When considering what is meant by import and export, it is important to examine the reasons why countries choose to import goods.
- Most countries choose to import goods that their domestic industries are not able to produce as efficiently or cheaply as the industries in the exporting countries
- Countries also choose to import essential goods that are not available locally.
- Note that any foreign product brought into a country by its residents is considered an import, including souvenirs from foreign countries, personal items, and currency.
Effects of Excessive Imports
- First, the importing country becomes dependent on the exporting country’s political and economic power. For example, if an oil-producing country becomes politically unstable, all the countries to which it exports its oil will be forced to wait for the situation to stabilize or source the oil from elsewhere.
- Second, countries with high import levels must increase their foreign exchange reserves to cover the cost of the imports.
- Third, domestic companies that produce the same items that are being imported will be forced into a situation of unfair competition. Most of them may end up shutting down completely.
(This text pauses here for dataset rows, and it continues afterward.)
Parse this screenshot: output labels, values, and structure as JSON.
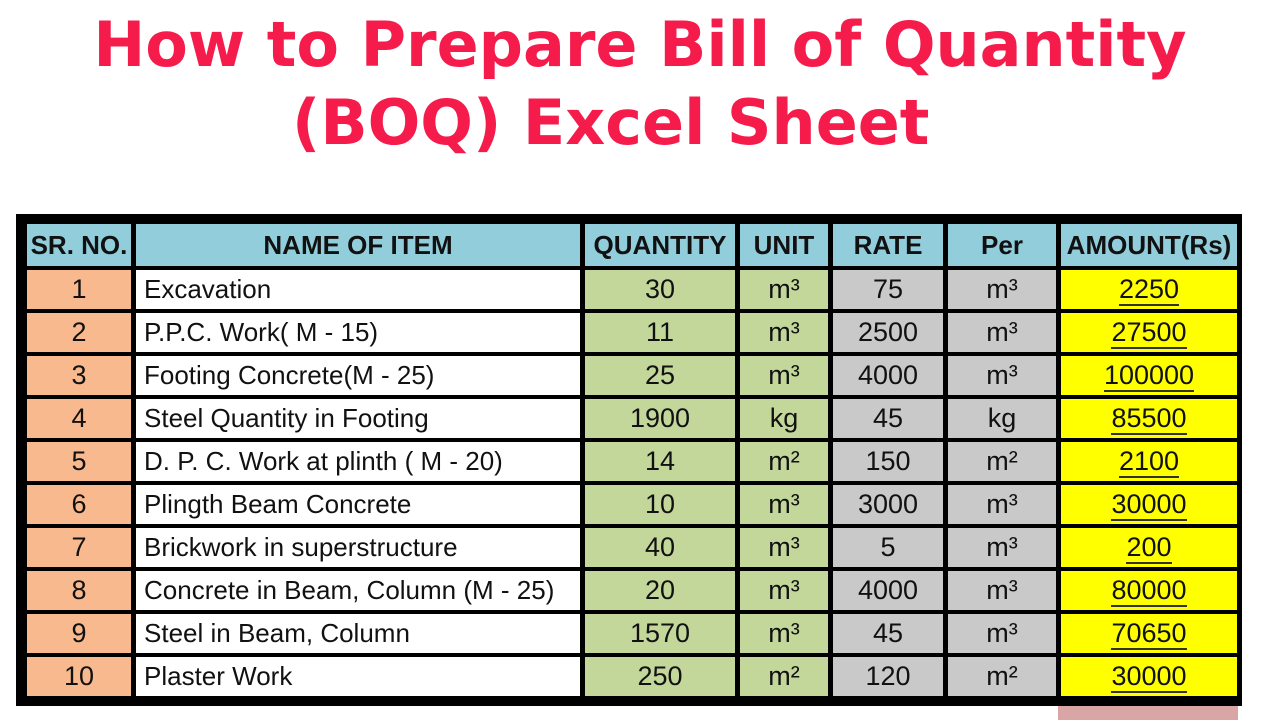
{
  "title": {
    "line1": "How to Prepare Bill of Quantity",
    "line2": "(BOQ) Excel Sheet"
  },
  "table": {
    "headers": [
      "SR. NO.",
      "NAME OF ITEM",
      "QUANTITY",
      "UNIT",
      "RATE",
      "Per",
      "AMOUNT(Rs)"
    ],
    "rows": [
      {
        "sr": "1",
        "name": "Excavation",
        "qty": "30",
        "unit": "m³",
        "rate": "75",
        "per": "m³",
        "amount": "2250"
      },
      {
        "sr": "2",
        "name": "P.P.C. Work( M - 15)",
        "qty": "11",
        "unit": "m³",
        "rate": "2500",
        "per": "m³",
        "amount": "27500"
      },
      {
        "sr": "3",
        "name": "Footing Concrete(M - 25)",
        "qty": "25",
        "unit": "m³",
        "rate": "4000",
        "per": "m³",
        "amount": "100000"
      },
      {
        "sr": "4",
        "name": "Steel Quantity in Footing",
        "qty": "1900",
        "unit": "kg",
        "rate": "45",
        "per": "kg",
        "amount": "85500"
      },
      {
        "sr": "5",
        "name": "D. P. C. Work at plinth ( M - 20)",
        "qty": "14",
        "unit": "m²",
        "rate": "150",
        "per": "m²",
        "amount": "2100"
      },
      {
        "sr": "6",
        "name": "Plingth Beam Concrete",
        "qty": "10",
        "unit": "m³",
        "rate": "3000",
        "per": "m³",
        "amount": "30000"
      },
      {
        "sr": "7",
        "name": "Brickwork in superstructure",
        "qty": "40",
        "unit": "m³",
        "rate": "5",
        "per": "m³",
        "amount": "200"
      },
      {
        "sr": "8",
        "name": "Concrete in Beam, Column (M - 25)",
        "qty": "20",
        "unit": "m³",
        "rate": "4000",
        "per": "m³",
        "amount": "80000"
      },
      {
        "sr": "9",
        "name": "Steel in Beam, Column",
        "qty": "1570",
        "unit": "m³",
        "rate": "45",
        "per": "m³",
        "amount": "70650"
      },
      {
        "sr": "10",
        "name": "Plaster Work",
        "qty": "250",
        "unit": "m²",
        "rate": "120",
        "per": "m²",
        "amount": "30000"
      }
    ]
  },
  "colors": {
    "title": "#f51c4c",
    "header": "#92cddc",
    "sr": "#f8b98e",
    "name": "#ffffff",
    "qty_unit": "#c4d79b",
    "rate_per": "#c9c9c9",
    "amount": "#ffff00",
    "total": "#d9a5a5"
  }
}
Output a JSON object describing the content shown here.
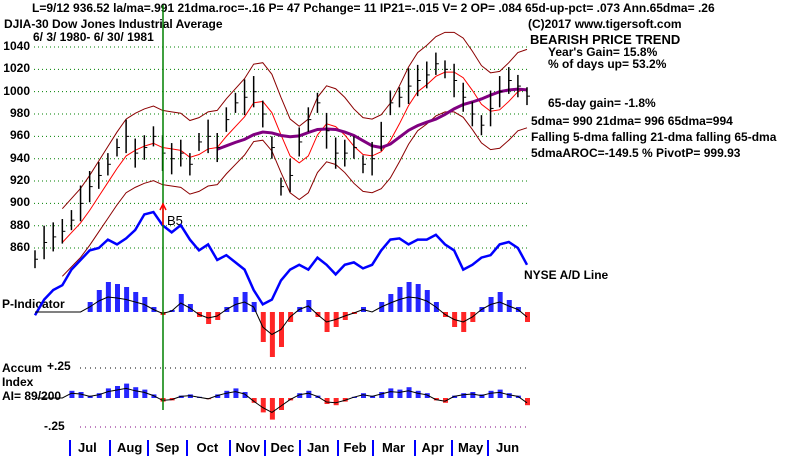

Next, when thinking about what is meant by import and export, look at the benefits that exporting countries enjoy.
Benefits of Exports in Kenya
- Exports increase jobs, bring in higher wages and eventually raise the standard of living for residents of the exporting country.
- Exports lead to an increase in forex reserves, and local currency reserves, making it easy for the country to manage liquidity.
- Over time, exporters gain a competitive advantage, i.e. expertise in producing goods and services for export, and knowledge on how to sell in foreign markets.
Lastly, consider the following terms in relation to imports and exports.
Trade Deficit – when the value of a country’s imports exceeds the value of its exports.
Trade Surplus – when the value of a country’s exports exceeds that of its imports.
Once you understand what is meant by import and export, it is easy to decide which of the two businesses you would want to venture into.